House Bill 1556 would put programs on hold that would require 43% of 2027 model year vehicles sold to be electric.
That percentage would gradually increase to 100% by 2035, and the clean-truck program would ultimately reach 75%.
The legislation would lift penalties for missed goals until 2029, but keep sales percentages the same.
Ryan Gallentine, managing director of Advanced Energy United, said the legislation is a test for Maryland lawmakers as President Donald Trump seeks to roll back vehicle standards.
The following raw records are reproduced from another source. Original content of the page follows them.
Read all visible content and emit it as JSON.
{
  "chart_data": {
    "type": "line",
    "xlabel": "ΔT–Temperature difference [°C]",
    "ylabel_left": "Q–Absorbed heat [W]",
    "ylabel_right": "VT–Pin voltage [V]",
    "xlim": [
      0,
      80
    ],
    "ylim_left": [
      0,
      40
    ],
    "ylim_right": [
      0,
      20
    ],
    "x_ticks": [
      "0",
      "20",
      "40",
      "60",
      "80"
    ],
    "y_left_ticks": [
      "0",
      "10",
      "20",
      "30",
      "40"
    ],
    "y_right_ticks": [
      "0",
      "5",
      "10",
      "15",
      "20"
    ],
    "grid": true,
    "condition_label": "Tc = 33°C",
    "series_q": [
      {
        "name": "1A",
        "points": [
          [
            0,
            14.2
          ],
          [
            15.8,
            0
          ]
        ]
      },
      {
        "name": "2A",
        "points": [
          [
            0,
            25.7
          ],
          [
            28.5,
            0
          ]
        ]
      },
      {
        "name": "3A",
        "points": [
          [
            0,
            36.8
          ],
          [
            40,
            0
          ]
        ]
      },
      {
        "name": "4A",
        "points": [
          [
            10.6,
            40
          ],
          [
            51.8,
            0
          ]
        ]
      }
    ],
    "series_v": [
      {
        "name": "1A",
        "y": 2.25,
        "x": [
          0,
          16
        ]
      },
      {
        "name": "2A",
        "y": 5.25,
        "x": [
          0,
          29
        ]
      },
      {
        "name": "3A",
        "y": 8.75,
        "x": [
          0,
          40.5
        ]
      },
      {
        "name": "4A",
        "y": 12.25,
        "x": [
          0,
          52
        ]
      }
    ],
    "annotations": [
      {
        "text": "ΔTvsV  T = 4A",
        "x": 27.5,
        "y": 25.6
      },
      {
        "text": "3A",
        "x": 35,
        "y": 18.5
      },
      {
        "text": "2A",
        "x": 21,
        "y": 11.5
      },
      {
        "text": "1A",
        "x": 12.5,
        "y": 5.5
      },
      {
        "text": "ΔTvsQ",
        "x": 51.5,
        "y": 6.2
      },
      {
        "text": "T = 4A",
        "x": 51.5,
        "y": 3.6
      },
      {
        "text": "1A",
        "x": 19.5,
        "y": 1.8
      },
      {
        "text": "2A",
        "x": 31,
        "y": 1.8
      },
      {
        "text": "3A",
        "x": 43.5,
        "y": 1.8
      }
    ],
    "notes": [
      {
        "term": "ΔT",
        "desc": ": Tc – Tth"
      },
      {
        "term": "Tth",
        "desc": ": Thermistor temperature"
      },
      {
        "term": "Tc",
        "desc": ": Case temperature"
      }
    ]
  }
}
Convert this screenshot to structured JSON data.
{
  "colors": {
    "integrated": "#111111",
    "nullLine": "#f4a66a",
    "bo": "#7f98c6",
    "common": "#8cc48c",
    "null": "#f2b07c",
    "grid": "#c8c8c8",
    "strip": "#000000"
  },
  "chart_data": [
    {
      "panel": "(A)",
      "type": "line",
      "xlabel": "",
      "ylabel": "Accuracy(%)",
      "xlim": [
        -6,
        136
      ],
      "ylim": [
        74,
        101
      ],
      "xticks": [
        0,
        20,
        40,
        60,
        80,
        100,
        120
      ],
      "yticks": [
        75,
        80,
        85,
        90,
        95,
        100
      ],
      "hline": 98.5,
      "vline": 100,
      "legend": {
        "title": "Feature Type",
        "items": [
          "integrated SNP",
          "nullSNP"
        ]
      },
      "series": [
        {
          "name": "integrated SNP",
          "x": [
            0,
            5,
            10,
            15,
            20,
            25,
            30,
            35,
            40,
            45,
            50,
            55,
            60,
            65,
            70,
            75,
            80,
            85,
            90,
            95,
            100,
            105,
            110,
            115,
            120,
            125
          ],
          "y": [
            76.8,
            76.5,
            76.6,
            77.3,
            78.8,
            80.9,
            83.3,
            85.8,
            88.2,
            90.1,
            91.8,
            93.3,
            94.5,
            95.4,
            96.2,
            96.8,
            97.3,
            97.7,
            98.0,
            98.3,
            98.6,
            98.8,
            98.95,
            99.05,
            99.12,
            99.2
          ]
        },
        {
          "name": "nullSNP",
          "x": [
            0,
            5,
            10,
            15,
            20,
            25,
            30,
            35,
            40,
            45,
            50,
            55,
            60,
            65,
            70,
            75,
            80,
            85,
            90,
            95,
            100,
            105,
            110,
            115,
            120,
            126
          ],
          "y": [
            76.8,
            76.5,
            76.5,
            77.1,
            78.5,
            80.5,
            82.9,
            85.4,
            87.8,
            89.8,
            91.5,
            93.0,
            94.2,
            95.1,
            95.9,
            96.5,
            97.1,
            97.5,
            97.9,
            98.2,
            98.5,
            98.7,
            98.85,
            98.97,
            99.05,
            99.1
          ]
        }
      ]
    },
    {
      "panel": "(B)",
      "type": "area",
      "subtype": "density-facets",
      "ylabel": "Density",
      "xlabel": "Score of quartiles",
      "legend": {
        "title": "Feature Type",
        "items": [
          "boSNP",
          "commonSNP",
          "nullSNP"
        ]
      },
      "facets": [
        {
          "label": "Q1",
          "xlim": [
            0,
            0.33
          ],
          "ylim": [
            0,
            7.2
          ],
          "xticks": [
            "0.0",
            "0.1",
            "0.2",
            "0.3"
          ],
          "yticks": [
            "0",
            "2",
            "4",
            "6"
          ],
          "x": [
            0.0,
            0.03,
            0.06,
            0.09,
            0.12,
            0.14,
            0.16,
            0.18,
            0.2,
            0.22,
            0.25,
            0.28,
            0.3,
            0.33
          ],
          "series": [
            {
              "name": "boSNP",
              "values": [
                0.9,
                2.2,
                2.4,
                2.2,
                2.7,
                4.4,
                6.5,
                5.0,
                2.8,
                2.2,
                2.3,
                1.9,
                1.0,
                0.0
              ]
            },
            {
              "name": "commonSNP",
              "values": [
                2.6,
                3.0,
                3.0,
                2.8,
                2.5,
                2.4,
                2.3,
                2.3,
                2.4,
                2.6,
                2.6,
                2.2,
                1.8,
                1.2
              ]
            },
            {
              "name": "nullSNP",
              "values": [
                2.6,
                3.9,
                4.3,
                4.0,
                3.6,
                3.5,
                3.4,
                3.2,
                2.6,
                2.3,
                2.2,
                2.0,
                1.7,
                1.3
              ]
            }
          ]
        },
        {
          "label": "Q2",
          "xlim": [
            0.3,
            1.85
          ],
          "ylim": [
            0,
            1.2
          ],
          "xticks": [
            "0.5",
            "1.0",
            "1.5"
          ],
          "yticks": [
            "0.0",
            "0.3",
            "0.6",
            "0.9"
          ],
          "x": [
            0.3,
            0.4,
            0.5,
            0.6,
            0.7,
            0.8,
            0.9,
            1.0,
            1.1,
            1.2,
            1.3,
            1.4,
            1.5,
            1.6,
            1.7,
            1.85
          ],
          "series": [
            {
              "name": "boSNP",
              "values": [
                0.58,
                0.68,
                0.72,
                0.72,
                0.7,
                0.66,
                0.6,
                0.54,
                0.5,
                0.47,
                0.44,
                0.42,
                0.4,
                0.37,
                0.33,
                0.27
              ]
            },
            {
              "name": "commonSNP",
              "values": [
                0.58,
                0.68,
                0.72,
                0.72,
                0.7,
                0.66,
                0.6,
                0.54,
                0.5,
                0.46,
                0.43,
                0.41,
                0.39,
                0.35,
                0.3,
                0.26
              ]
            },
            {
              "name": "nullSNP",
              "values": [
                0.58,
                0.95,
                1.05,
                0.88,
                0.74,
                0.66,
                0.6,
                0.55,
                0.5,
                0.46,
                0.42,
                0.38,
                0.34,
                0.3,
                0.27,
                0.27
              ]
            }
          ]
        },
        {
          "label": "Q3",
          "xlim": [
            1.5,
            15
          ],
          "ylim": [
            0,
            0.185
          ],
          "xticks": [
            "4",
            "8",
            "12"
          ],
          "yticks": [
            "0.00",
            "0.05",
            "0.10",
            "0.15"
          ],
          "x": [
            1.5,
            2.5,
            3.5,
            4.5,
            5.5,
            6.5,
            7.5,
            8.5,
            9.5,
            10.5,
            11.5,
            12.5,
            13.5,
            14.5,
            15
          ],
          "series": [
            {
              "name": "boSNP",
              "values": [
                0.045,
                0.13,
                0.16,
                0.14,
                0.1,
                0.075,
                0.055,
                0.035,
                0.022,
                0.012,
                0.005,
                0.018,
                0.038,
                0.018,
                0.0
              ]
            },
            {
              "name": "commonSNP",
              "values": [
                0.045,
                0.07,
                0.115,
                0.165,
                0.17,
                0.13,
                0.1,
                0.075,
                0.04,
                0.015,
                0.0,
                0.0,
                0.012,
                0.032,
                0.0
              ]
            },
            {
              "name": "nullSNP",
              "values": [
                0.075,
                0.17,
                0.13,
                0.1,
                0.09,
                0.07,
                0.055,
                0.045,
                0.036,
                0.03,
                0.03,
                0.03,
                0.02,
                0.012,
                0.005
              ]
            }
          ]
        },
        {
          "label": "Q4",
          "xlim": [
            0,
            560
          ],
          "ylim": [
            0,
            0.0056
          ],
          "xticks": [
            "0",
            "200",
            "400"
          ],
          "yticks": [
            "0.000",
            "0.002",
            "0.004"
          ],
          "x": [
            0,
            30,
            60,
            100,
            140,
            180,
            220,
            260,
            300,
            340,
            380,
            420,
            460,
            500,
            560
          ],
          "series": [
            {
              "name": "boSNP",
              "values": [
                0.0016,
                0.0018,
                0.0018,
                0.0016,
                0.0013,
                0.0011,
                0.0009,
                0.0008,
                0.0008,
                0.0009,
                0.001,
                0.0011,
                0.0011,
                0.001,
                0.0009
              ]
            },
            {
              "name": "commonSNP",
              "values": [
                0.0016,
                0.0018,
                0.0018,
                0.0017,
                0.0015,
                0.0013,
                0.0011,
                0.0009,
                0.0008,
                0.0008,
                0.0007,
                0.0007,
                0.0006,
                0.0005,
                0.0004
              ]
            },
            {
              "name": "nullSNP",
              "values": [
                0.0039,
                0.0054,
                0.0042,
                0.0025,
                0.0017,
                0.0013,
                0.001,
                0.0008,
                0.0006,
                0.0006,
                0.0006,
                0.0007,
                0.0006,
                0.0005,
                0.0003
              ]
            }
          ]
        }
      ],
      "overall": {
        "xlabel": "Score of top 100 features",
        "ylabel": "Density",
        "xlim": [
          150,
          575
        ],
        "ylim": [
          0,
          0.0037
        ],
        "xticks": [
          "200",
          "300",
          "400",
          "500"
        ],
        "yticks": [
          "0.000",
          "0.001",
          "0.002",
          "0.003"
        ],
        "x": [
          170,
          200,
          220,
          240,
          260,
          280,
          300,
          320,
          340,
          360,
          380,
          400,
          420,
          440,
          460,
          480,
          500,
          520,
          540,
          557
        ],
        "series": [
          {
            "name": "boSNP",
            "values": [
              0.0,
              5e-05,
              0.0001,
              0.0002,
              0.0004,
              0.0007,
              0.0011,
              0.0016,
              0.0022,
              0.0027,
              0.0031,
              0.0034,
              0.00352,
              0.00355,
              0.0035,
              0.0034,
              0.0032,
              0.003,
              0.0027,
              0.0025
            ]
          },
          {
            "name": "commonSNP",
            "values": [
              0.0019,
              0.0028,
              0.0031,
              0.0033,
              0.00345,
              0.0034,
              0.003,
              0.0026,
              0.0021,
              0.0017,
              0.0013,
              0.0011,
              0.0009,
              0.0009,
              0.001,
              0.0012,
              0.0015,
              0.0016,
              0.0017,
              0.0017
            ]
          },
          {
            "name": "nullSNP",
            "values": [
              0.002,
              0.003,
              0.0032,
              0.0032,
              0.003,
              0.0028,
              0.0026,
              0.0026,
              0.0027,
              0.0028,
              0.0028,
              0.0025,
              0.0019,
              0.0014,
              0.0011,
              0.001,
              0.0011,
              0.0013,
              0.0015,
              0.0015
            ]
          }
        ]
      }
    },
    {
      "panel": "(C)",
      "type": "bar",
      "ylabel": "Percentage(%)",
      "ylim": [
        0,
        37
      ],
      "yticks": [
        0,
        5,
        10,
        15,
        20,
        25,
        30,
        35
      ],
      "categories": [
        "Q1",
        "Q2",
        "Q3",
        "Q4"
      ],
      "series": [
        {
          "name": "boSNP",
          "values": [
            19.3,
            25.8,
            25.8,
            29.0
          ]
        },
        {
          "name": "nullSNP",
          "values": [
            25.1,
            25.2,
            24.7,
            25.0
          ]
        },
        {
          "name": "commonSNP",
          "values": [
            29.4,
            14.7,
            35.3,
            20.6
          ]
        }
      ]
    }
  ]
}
"This bill hands a free talking point to the Trump administration," said Gallentine, "who will point to leaders in blue state Maryland, who pass this bill as backtracking on EVs - and is more evidence that blue-state leadership is feckless on this."
The sponsor of the bill has previously said a lack of charging infrastructure and the end of federal EV tax credits are reasons to put the programs on pause.
Clean-vehicle standards similar to the Maryland bill have been passed in more than a dozen other states.
Trisha Dello Iocano, head of policy with CALSTART -- a clean-transportation technology group -- said the legislation would negatively impact the health of Marylanders.
"They protect Marylanders from toxic airborne chemicals," said Iocano, "vehicle exhausts that are known to cause cancer, harm lung health and impact the cognitive development of young children. "
Clean-vehicle industry leaders have voiced concern that the legislation would bring uncertainty into the electric-vehicle market.